The future King George IV was born on August 12, 1762. To an American like me, the particulars of his birth are interesting because of the number of people involved. In those days, Queens of England gave birth to a room full of witnesses. From accounts at the time, the following people were either in Queen Charlotte’s bedchamber or in the room adjoining it with the door open between:
- The Princess Dowager of Wales
- The Archbishop of Canterbury
- The Duke of Devonshire
- The Duke of Rutland
- The Lords Hardwicke, Huntingdon, Talbot, Halifax, Bute, Masham and Cantalupe
- All the ladies of the bedchamber
- The maids of honor
The only doctor present did not attend the queen.

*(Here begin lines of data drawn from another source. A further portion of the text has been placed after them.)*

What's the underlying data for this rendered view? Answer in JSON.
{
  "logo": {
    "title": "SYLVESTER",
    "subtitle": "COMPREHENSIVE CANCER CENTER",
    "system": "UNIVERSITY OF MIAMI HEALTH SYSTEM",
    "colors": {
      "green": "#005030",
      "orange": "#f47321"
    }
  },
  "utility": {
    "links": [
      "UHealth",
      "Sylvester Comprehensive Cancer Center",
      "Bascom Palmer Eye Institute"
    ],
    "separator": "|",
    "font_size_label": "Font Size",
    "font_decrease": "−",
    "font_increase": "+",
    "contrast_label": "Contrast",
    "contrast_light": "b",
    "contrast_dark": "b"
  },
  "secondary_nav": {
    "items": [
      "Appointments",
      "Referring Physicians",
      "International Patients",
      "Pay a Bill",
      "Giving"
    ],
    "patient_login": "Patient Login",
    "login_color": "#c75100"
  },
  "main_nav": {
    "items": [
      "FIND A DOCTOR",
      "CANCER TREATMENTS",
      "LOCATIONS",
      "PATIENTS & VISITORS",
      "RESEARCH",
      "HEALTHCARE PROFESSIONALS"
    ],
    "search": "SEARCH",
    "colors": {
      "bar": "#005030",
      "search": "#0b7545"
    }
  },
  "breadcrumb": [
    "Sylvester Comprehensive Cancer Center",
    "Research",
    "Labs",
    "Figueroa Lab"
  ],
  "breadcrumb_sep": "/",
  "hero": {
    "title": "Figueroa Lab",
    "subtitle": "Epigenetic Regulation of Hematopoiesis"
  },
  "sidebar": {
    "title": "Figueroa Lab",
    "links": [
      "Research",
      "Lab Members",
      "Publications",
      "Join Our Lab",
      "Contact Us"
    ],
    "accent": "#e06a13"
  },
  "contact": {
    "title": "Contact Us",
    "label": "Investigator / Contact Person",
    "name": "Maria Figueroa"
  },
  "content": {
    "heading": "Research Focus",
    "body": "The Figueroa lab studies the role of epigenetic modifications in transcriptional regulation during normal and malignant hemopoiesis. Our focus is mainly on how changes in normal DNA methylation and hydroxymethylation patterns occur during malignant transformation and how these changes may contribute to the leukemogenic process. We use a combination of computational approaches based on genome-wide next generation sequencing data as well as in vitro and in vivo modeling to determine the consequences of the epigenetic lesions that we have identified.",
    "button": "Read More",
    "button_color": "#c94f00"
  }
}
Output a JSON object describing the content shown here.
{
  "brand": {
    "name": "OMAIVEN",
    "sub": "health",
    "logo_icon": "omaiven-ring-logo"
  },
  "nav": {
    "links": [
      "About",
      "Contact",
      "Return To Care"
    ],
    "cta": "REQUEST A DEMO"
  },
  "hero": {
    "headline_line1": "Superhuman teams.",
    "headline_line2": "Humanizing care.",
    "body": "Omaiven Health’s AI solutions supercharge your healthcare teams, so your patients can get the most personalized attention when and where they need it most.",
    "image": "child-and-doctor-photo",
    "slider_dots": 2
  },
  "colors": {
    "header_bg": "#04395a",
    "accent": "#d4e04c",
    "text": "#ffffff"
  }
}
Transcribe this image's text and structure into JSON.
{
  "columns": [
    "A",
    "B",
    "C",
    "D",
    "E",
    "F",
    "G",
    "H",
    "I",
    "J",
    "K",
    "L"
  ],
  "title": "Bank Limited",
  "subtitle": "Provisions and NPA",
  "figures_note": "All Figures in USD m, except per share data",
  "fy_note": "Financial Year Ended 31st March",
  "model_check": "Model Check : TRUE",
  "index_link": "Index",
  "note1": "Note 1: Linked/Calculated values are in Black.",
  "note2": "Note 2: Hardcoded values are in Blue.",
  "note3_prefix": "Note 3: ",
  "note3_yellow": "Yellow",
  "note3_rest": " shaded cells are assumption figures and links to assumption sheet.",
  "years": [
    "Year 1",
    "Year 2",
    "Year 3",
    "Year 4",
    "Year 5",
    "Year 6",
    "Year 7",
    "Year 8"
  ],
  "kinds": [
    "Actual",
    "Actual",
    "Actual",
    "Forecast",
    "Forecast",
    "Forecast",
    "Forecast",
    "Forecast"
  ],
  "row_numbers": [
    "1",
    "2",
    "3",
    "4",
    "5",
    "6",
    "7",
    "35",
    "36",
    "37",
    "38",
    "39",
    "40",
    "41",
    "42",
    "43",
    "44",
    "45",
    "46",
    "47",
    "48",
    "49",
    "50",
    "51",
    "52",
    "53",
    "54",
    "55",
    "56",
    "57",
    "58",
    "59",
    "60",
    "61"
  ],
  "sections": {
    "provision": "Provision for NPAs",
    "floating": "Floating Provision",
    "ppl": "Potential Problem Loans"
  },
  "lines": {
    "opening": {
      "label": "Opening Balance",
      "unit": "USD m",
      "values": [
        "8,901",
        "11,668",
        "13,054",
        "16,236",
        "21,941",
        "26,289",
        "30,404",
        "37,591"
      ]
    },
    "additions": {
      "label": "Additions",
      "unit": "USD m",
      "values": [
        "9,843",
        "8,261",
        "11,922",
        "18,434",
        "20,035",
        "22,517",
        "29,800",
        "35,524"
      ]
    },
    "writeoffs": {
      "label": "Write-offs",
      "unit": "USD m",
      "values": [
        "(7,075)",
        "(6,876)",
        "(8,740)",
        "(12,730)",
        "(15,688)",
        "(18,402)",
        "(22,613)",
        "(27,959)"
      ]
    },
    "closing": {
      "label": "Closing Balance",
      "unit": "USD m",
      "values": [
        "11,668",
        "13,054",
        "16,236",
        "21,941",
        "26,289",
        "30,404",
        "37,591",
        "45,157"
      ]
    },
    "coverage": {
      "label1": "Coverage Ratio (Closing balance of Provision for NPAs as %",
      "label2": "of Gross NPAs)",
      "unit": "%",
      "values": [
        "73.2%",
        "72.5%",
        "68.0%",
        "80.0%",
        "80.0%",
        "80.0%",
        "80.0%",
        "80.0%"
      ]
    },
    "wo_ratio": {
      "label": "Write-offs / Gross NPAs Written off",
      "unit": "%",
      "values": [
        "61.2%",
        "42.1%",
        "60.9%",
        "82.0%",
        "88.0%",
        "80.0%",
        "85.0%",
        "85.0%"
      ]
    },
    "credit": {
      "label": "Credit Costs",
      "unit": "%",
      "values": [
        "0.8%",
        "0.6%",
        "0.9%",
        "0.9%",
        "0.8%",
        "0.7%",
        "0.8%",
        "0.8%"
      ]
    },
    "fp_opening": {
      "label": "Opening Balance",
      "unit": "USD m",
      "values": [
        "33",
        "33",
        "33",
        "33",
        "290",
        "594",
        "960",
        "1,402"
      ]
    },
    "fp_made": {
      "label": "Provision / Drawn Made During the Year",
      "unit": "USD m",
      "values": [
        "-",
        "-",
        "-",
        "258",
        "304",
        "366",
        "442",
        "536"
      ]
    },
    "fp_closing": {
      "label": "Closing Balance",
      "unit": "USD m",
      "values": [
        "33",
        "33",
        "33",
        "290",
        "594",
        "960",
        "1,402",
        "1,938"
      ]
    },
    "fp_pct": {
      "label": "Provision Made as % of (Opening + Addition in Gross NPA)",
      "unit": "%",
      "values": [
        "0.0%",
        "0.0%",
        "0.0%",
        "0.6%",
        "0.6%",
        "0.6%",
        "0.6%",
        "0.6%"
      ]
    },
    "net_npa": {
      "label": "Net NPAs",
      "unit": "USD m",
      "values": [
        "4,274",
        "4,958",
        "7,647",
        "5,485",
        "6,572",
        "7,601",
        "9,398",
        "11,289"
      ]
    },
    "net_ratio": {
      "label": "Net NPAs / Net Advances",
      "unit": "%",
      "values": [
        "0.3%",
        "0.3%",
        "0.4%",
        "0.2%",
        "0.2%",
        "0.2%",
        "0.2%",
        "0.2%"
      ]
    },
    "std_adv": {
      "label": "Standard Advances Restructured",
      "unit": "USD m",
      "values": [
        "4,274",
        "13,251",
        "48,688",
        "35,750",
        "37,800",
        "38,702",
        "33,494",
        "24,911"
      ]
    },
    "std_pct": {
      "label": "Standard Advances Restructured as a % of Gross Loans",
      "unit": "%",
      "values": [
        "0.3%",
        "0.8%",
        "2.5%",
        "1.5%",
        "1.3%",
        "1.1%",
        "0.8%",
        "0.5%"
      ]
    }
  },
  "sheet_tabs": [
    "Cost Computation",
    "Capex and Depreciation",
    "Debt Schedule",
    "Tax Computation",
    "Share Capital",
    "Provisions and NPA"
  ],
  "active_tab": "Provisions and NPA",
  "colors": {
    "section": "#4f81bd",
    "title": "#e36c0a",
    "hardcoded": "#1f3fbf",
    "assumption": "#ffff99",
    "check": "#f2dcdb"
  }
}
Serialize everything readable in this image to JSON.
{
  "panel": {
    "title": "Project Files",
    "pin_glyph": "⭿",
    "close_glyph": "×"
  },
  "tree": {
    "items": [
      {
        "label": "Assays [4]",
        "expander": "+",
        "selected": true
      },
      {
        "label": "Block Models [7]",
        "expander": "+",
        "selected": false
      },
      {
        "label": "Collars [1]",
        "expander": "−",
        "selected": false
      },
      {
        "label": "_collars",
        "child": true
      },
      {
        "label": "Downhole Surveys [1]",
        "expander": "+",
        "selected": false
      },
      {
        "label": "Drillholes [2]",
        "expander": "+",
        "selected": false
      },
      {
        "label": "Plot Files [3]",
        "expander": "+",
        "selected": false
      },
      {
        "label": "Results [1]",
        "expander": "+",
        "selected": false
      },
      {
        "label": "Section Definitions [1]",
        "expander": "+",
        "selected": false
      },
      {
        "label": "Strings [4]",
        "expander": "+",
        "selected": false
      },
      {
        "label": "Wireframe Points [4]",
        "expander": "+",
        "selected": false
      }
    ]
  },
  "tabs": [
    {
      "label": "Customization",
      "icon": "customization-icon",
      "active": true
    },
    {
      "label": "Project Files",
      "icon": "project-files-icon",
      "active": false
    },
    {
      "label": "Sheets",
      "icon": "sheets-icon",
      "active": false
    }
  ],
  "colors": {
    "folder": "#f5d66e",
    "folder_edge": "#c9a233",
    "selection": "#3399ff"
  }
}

Instead, he remained in the adjoining room so he could attend to any of the witnesses who felt queasy. The future king was delivered by a midwife named Mrs. Stephen.
When the prince turned 21 in 1783, he had no official celebration. As it happened, the Prince’s mother, Queen Charlotte, had recently given birth to her fifteenth child; so while the King and the rest of the family congratulated the Prince in private (very heartily, I’m sure), there wasn’t a public commemoration.
So the Prince of Wales turned to his friends to help him celebrate, and they didn’t disappoint him. They joined together at the White Hart Tavern in Windsor. “A large turtle, of the enormous size of four hundred weight, was killed on the occasion, being a present sent to the Prince from the East Indies.” (Yes, you read that right. He killed his present and ate it. I wonder if that’s what the people of East Indies had in mind when they gave it to him?)
One account of the party hints that not all the guests had the Prince’s best interests in mind. In his book The Private Life of a King, John Banvard wrote:
Deeply did every real friend of the Prince lament that of a pernicious class some had obtained an entire ascendancy over his ingenuous mind; and that, whilst they hailed his independence with hollow congratulations, they dreaded nothing so much as for his spirit to become as independent as his circumstances, and his opinions to disdain the restraint which his person had shaken off.
In other words, John Banvard believed the Prince hung out that night with a bad crowd. There were people at his party that would have a negative influence over the prince in months and years to come; but for one night, at least, the Prince of Wales drank wine, ate turtle and partied like he just turned twenty-one.